Seriously there is almost no development of the main character the entire film. He starts and ends an awkward, un-relatable kid who can't utter more than two words a minute.
Crépuscule des ombres (2014)
Two Films, Mashed Into One
The film starts out with background into the two different character arcs: the young Algerian growing up in the northern fringes of the Sahara, and the young Frenchman growing up in France. The movie fast forwards to the beginning of the Algerian War of Independence, which pits our two protagonists against one another.
About halfway through the film, the characters come together to get to know one another and to see the hypocrisy of both characters' sides—although being an Algerian director, it unsurprisingly focuses far more on the French hypocrisy than the Algerian independence fighters'.
After that point, the three characters who have become principle are suddenly wandering the Sahara lost. We are told that they are somewhere in Algeria, within a couple hundred km of the Moroccan border, and from their border crossing it would be not too far from Berkane. Somehow, they end up getting to Reggane a good 1000 km to the south—on a single tank of jeep fuel and a few days walking. In the meanwhile, these super marathon sprinters get to know one another and understand the other's narrative. Until it turns out at the very end that no, they actually don't, and they're all stubborn and unlikable. Then, the movie suddenly ends. The director and script writer clearly had no idea how to tie up the story, so they suddenly teleported the main characters a few hundred kilometers and deus ex machina'd an ending.
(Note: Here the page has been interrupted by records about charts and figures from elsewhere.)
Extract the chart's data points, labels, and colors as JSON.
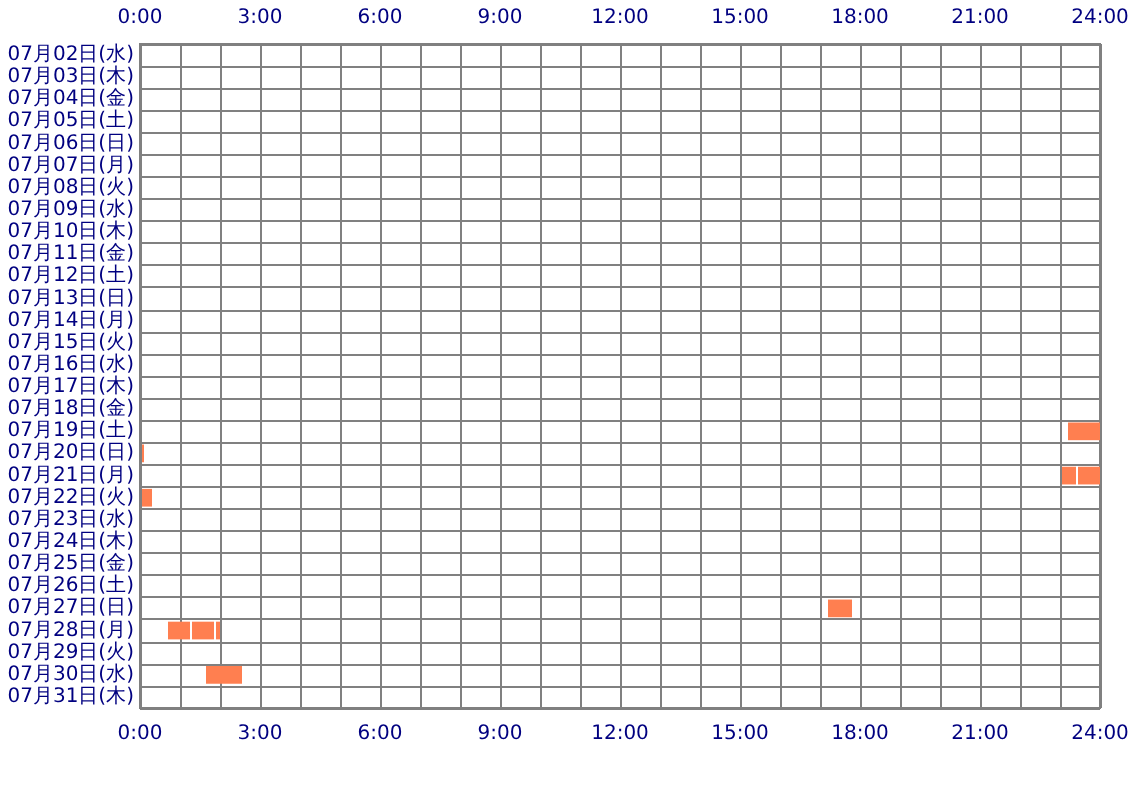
{
  "chart_data": {
    "type": "bar",
    "orientation": "horizontal",
    "categories": [
      "07月02日(水)",
      "07月03日(木)",
      "07月04日(金)",
      "07月05日(土)",
      "07月06日(日)",
      "07月07日(月)",
      "07月08日(火)",
      "07月09日(水)",
      "07月10日(木)",
      "07月11日(金)",
      "07月12日(土)",
      "07月13日(日)",
      "07月14日(月)",
      "07月15日(火)",
      "07月16日(水)",
      "07月17日(木)",
      "07月18日(金)",
      "07月19日(土)",
      "07月20日(日)",
      "07月21日(月)",
      "07月22日(火)",
      "07月23日(水)",
      "07月24日(木)",
      "07月25日(金)",
      "07月26日(土)",
      "07月27日(日)",
      "07月28日(月)",
      "07月29日(火)",
      "07月30日(水)",
      "07月31日(木)"
    ],
    "series": [
      {
        "color": "#ff7f50",
        "base": [
          null,
          null,
          null,
          null,
          null,
          null,
          null,
          null,
          null,
          null,
          null,
          null,
          null,
          null,
          null,
          null,
          null,
          23.2,
          0.05,
          23.05,
          0.05,
          null,
          null,
          null,
          null,
          17.2,
          0.7,
          null,
          1.65,
          null
        ],
        "values": [
          null,
          null,
          null,
          null,
          null,
          null,
          null,
          null,
          null,
          null,
          null,
          null,
          null,
          null,
          null,
          null,
          null,
          0.8,
          0.05,
          0.35,
          0.25,
          null,
          null,
          null,
          null,
          0.6,
          0.55,
          null,
          0.9,
          null
        ]
      },
      {
        "color": "#ff7f50",
        "base": [
          null,
          null,
          null,
          null,
          null,
          null,
          null,
          null,
          null,
          null,
          null,
          null,
          null,
          null,
          null,
          null,
          null,
          null,
          null,
          23.45,
          null,
          null,
          null,
          null,
          null,
          null,
          1.3,
          null,
          null,
          null
        ],
        "values": [
          null,
          null,
          null,
          null,
          null,
          null,
          null,
          null,
          null,
          null,
          null,
          null,
          null,
          null,
          null,
          null,
          null,
          null,
          null,
          0.55,
          null,
          null,
          null,
          null,
          null,
          null,
          0.55,
          null,
          null,
          null
        ]
      },
      {
        "color": "#ff7f50",
        "base": [
          null,
          null,
          null,
          null,
          null,
          null,
          null,
          null,
          null,
          null,
          null,
          null,
          null,
          null,
          null,
          null,
          null,
          null,
          null,
          null,
          null,
          null,
          null,
          null,
          null,
          null,
          1.9,
          null,
          null,
          null
        ],
        "values": [
          null,
          null,
          null,
          null,
          null,
          null,
          null,
          null,
          null,
          null,
          null,
          null,
          null,
          null,
          null,
          null,
          null,
          null,
          null,
          null,
          null,
          null,
          null,
          null,
          null,
          null,
          0.1,
          null,
          null,
          null
        ]
      }
    ],
    "xlim": [
      0,
      24
    ],
    "xticks": [
      {
        "value": 0,
        "label": "0:00"
      },
      {
        "value": 1,
        "label": null
      },
      {
        "value": 2,
        "label": null
      },
      {
        "value": 3,
        "label": "3:00"
      },
      {
        "value": 4,
        "label": null
      },
      {
        "value": 5,
        "label": null
      },
      {
        "value": 6,
        "label": "6:00"
      },
      {
        "value": 7,
        "label": null
      },
      {
        "value": 8,
        "label": null
      },
      {
        "value": 9,
        "label": "9:00"
      },
      {
        "value": 10,
        "label": null
      },
      {
        "value": 11,
        "label": null
      },
      {
        "value": 12,
        "label": "12:00"
      },
      {
        "value": 13,
        "label": null
      },
      {
        "value": 14,
        "label": null
      },
      {
        "value": 15,
        "label": "15:00"
      },
      {
        "value": 16,
        "label": null
      },
      {
        "value": 17,
        "label": null
      },
      {
        "value": 18,
        "label": "18:00"
      },
      {
        "value": 19,
        "label": null
      },
      {
        "value": 20,
        "label": null
      },
      {
        "value": 21,
        "label": "21:00"
      },
      {
        "value": 22,
        "label": null
      },
      {
        "value": 23,
        "label": null
      },
      {
        "value": 24,
        "label": "24:00"
      }
    ],
    "x2lim": [
      0,
      24
    ],
    "x2ticks": [
      {
        "value": 0,
        "label": "0:00"
      },
      {
        "value": 1,
        "label": null
      },
      {
        "value": 2,
        "label": null
      },
      {
        "value": 3,
        "label": "3:00"
      },
      {
        "value": 4,
        "label": null
      },
      {
        "value": 5,
        "label": null
      },
      {
        "value": 6,
        "label": "6:00"
      },
      {
        "value": 7,
        "label": null
      },
      {
        "value": 8,
        "label": null
      },
      {
        "value": 9,
        "label": "9:00"
      },
      {
        "value": 10,
        "label": null
      },
      {
        "value": 11,
        "label": null
      },
      {
        "value": 12,
        "label": "12:00"
      },
      {
        "value": 13,
        "label": null
      },
      {
        "value": 14,
        "label": null
      },
      {
        "value": 15,
        "label": "15:00"
      },
      {
        "value": 16,
        "label": null
      },
      {
        "value": 17,
        "label": null
      },
      {
        "value": 18,
        "label": "18:00"
      },
      {
        "value": 19,
        "label": null
      },
      {
        "value": 20,
        "label": null
      },
      {
        "value": 21,
        "label": "21:00"
      },
      {
        "value": 22,
        "label": null
      },
      {
        "value": 23,
        "label": null
      },
      {
        "value": 24,
        "label": "24:00"
      }
    ],
    "grid": true
  }
}
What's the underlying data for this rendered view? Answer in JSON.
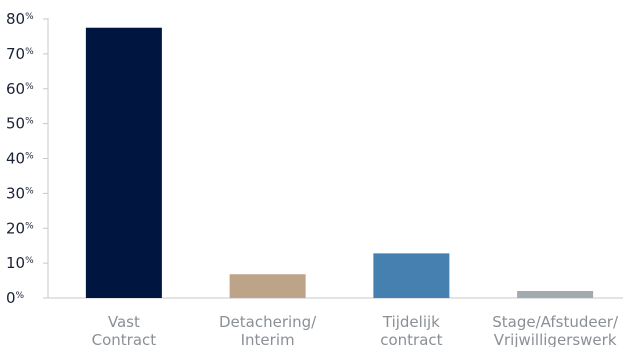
{
  "chart_data": {
    "type": "bar",
    "categories": [
      [
        "Vast",
        "Contract"
      ],
      [
        "Detachering/",
        "Interim"
      ],
      [
        "Tijdelijk",
        "contract"
      ],
      [
        "Stage/Afstudeer/",
        "Vrijwilligerswerk"
      ]
    ],
    "values": [
      77.5,
      6.8,
      12.8,
      2.0
    ],
    "colors": [
      "#001640",
      "#bda387",
      "#4680b1",
      "#a1aaae"
    ],
    "ylim": [
      0,
      80
    ],
    "yticks": [
      0,
      10,
      20,
      30,
      40,
      50,
      60,
      70,
      80
    ],
    "ytick_suffix": "%",
    "axis_color": "#c4c8cc",
    "tick_color": "#1a2238",
    "label_color": "#8a9096",
    "grid": false,
    "legend": "none",
    "title": "",
    "xlabel": "",
    "ylabel": ""
  }
}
Unfortunate because the cinematography is great and the idea is underexplored for the French-Algerian War (although you can find no shortage of other films with similar motifs; Clint Eastwood's two Iwo Jima movies come to mind).
If you want to watch an Algerian film, go for it, it's not a bad film by any means, but consider turning it off as soon as the main French character goes off with the support French character and the main Algerian character into the jeep. Just quit the movie then and imagine your own ending. It'll be better than where the film actually goes.